Janice G. Raymond
Most of South Asia’s female leaders have ended up dead or in detention. Indira Gandhi, Aung San Suu Kyi, Benazir Bhutto and now, in Bangladesh, former Prime Ministers, Khaleda Zia and Sheikh Hasina Wazed.
January, 2008 marked the one year anniversary of a state of emergency in Bangladesh. The recent history of Bangladesh, the former East Pakistan, is what some have called the “Pakistanization” of the country: a military-backed government, a judiciary under siege, the suspension of democratic values and the imprisoning of former Prime Ministers.
In January, 2007, after violent clashes between political parties in the streets, a military-controlled civilian caretaker government was installed promising elections within several months, which have not yet been held. Fundamental rights and freedoms were suspended, including massive arrests without warrant, deprivation of bail, and the setting up of special courts. A Special Powers Act imposed a ban on political activities, applied also to in-house meetings of four persons, designated as “indoor politics.” There have been considerable numbers of detentions -- by some estimates, 250,000 or more – and many reports of custodial torture.
Women continue to be the victims of extreme forms of violence and sexual exploitation. Rape and acid violence are common. As the June 2007 US State Department’s annual Trafficking in Persons Report noted, Bangladesh continues to be a source and transit country for trafficking in women and children, most trafficked into sexual slavery in India and Pakistan.

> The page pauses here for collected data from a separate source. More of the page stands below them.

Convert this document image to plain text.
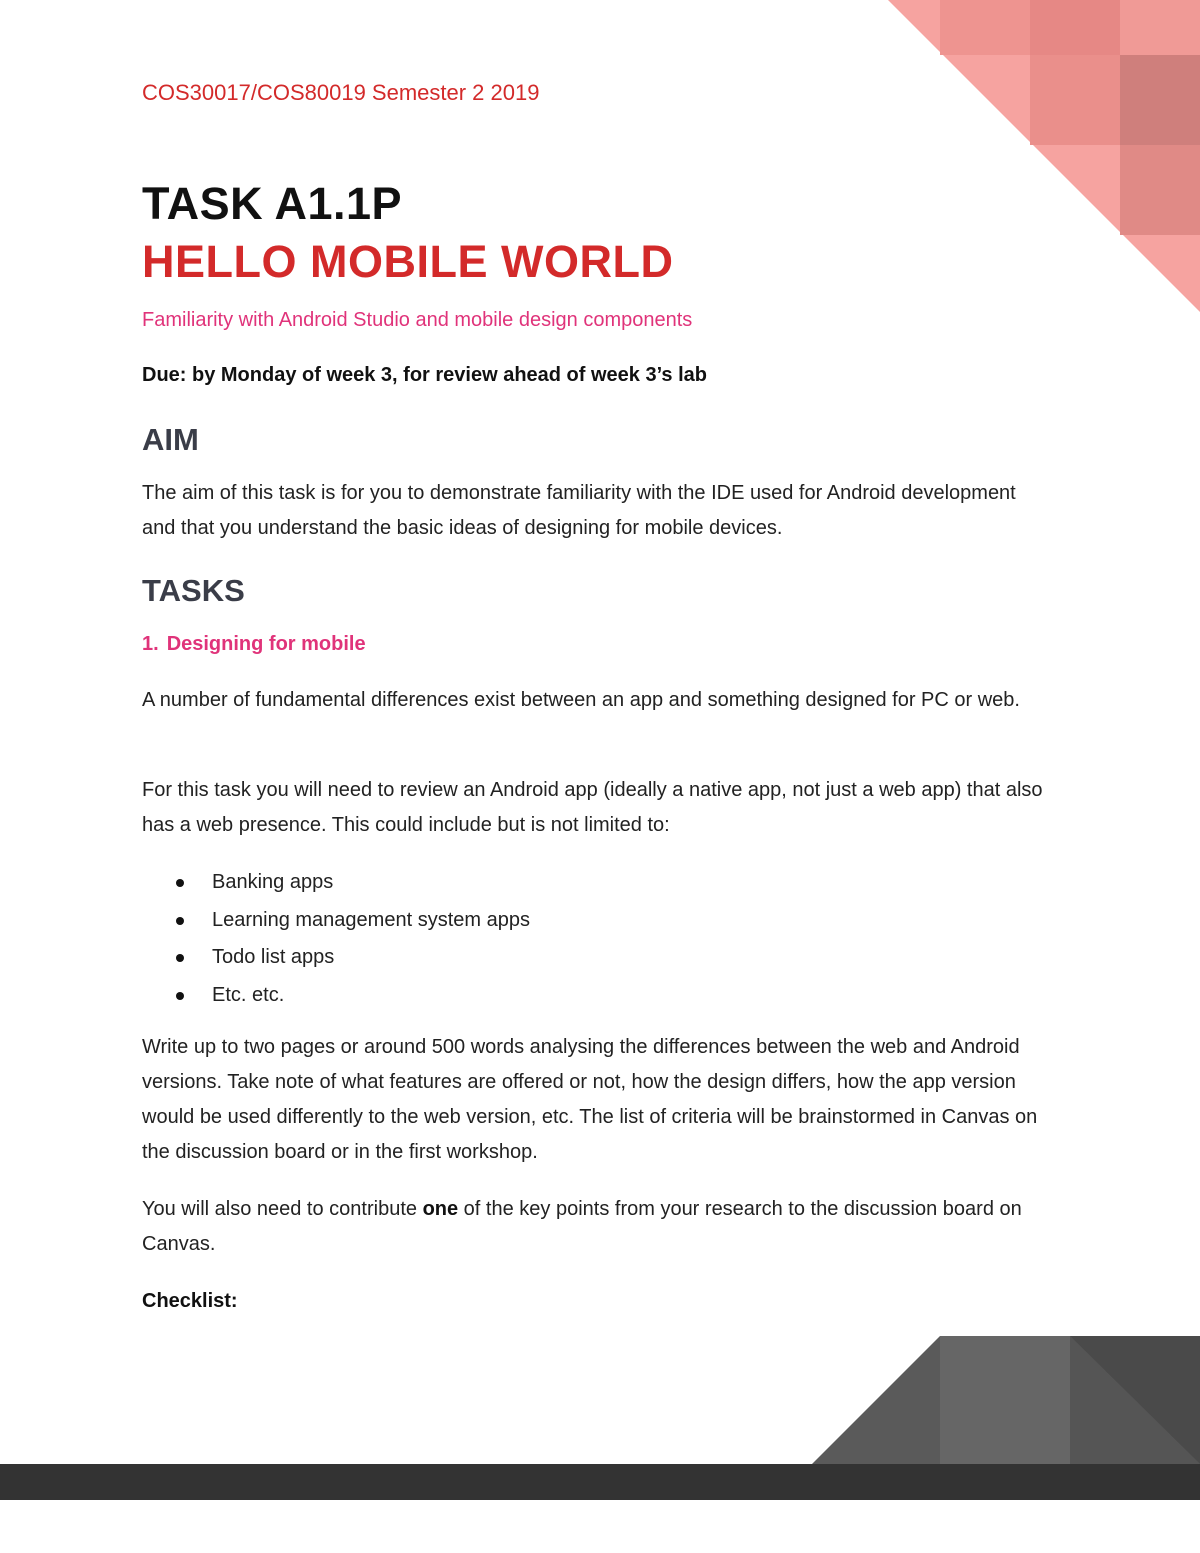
COS30017/COS80019 Semester 2 2019
TASK A1.1P
HELLO MOBILE WORLD
Familiarity with Android Studio and mobile design components
Due: by Monday of week 3, for review ahead of week 3’s lab
AIM

The aim of this task is for you to demonstrate familiarity with the IDE used for Android development and that you understand the basic ideas of designing for mobile devices.

TASKS
1. Designing for mobile

A number of fundamental differences exist between an app and something designed for PC or web.

For this task you will need to review an Android app (ideally a native app, not just a web app) that also has a web presence. This could include but is not limited to:

Banking apps
Learning management system apps
Todo list apps
Etc. etc.

Write up to two pages or around 500 words analysing the differences between the web and Android versions. Take note of what features are offered or not, how the design differs, how the app version would be used differently to the web version, etc. The list of criteria will be brainstormed in Canvas on the discussion board or in the first workshop.

You will also need to contribute one of the key points from your research to the discussion board on Canvas.

Checklist:
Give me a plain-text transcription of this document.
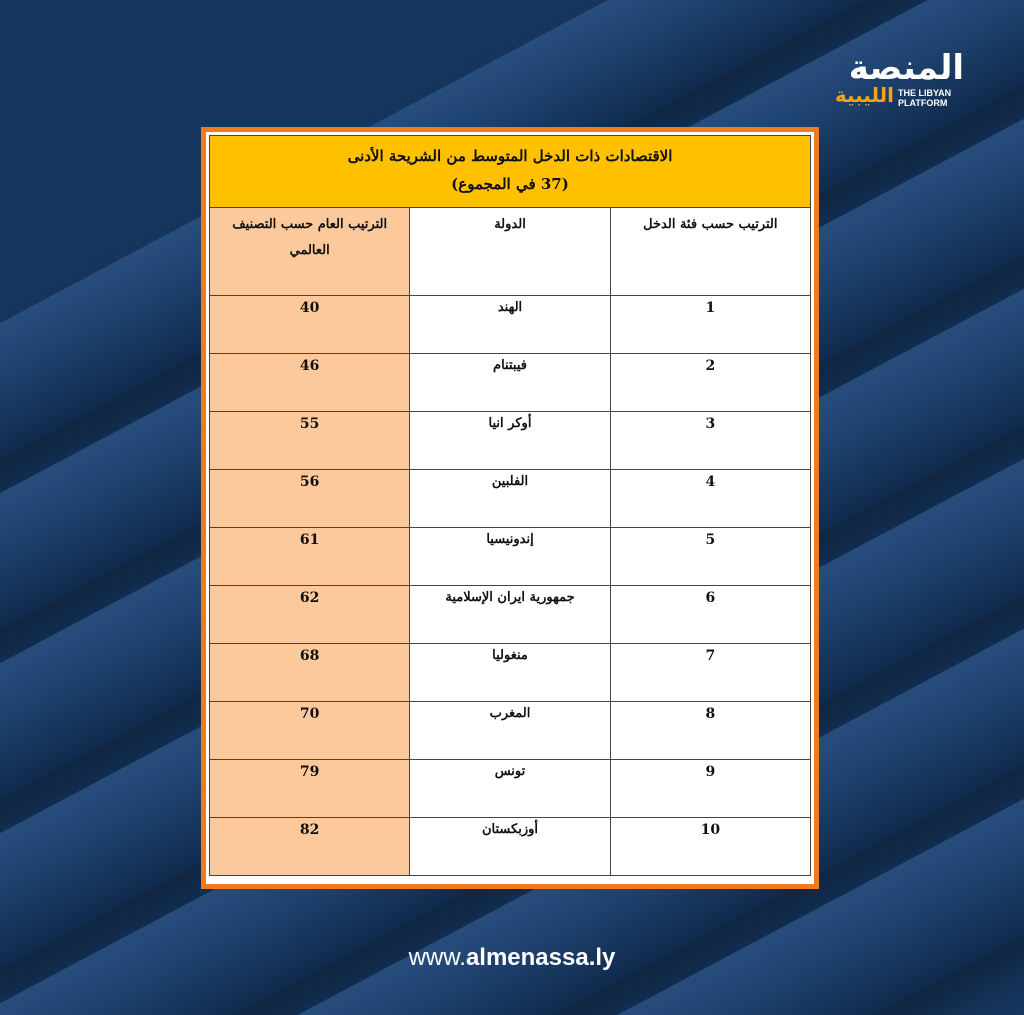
المنصة
الليبية THE LIBYAN PLATFORM
الاقتصادات ذات الدخل المتوسط من الشريحة الأدنى
(37 في المجموع)		

الترتيب حسب فئة الدخل	الدولة	الترتيب العام حسب التصنيف العالمي
1	الهند	40
2	فيبتنام	46
3	أوكر انيا	55
4	الفلبين	56
5	إندونيسيا	61
6	جمهورية ايران الإسلامية	62
7	منغوليا	68
8	المغرب	70
9	تونس	79
10	أوزبكستان	82
www.almenassa.ly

The present government’s unwritten policy of “Minus Two” has put the major blame for the corrupt and chaotic politics of Bangladesh squarely on the shoulders of its two former Prime Ministers, Khaleda Zia and Sheikh Hasina Wazed, who have traded power for the last 15 years. In an attempt to “disappear” these women from any future political leadership role, the government implemented its “minus the two begums (ladies)” goal by attempting to prevent Sheikh Hasina from returning to the country and force Khaleda Zia into exile in Saudi Arabia. Hasina demanded that she be allowed to return, and Zia refused to leave.
Odhikar, a prominent Bangladeshi human rights organization that publishes frequent reports on Bangladesh, has noted the simplistic “anti-women politics” of singularly blaming these two leaders for the political, social and economic problems of Bangladesh. The intractable problems of the country have, in fact, been dominated by the costly failures of development agendas, the challenges faced by a young and struggling democracy, and the endemic poverty of the country. It remains to be seen whether the two begums will be blamed for Bangladesh’s recurring catastrophic floods!
As representatives of the Coalition Against Trafficking in Women (CATW), I and a colleague traveled to Bangladesh several weeks ago on a fact-finding mission occasioned by the arrest, jailing and sentencing of Sigma Huda. Huda is the former head of our organization there, and a well-known human rights lawyer and activist. Huda’s health problems are multiple and major, and her physician has stated that she is at “imminent risk of death.”
Huda was sentenced in August, 2007 to a three year jail term on charges of aiding and abetting the alleged corruption of her husband, Nazmul, a former Minister of Parliament and cabinet minister. Many wives of prominent politicians have been jailed as accomplices in their husbands’ alleged wrongdoing. In Sigma Huda’s case, however, she is a national and international force in her own right. Long a topnotch lawyer who has been willing to challenge powerful institutions in the society, including abuses occurring under her husband’s government, she has also waged legal battle with corruption in the police. For the last three years, she has been the UN Special Rapporteur on Trafficking in Persons. In an apparent twist of her fate, she stands condemned as an appendage of her husband’s alleged crimes. But it appears that Sigma Huda is being additionally penalized because she has been an independent and outspoken woman with the international standing to spotlight the abuses of the current Bangladeshi regime.
Disparate treatment can be illustrated by comparing the custodial environment of Nazmul to that of Sigma. Nazmul has his own room, an area where he can walk and exercise, sanitary facilities and the society of other male prisoners with whom he is allowed to converse. In contrast, Sigma is incarcerated in filthy conditions in a common area with multiple women who share one toilet that constantly overflows, has no space to walk, and cannot talk at length with other women.
Bangladesh has persistent problems. It is the most corrupt country in the world. However, the western embassies in Bangladesh seem to have endorsed this government’s fiction of fighting corruption by using the most repressive measures. Meaningful reforms cannot happen when due process is suspended, or when the courts are politicized. The current government has violated human rights and allowed political extremism in the form of velvet-gloved militarism to strengthen its hold on the country. The situation of women in Bangladesh is emblematic of the regime’s widespread repression of the democratic process.Janice G. Raymond is Professor Emerita at the University of Massachusetts, Amherst, and a member of the Board of Directors of the Coalition Against Trafficking in Women (CATW).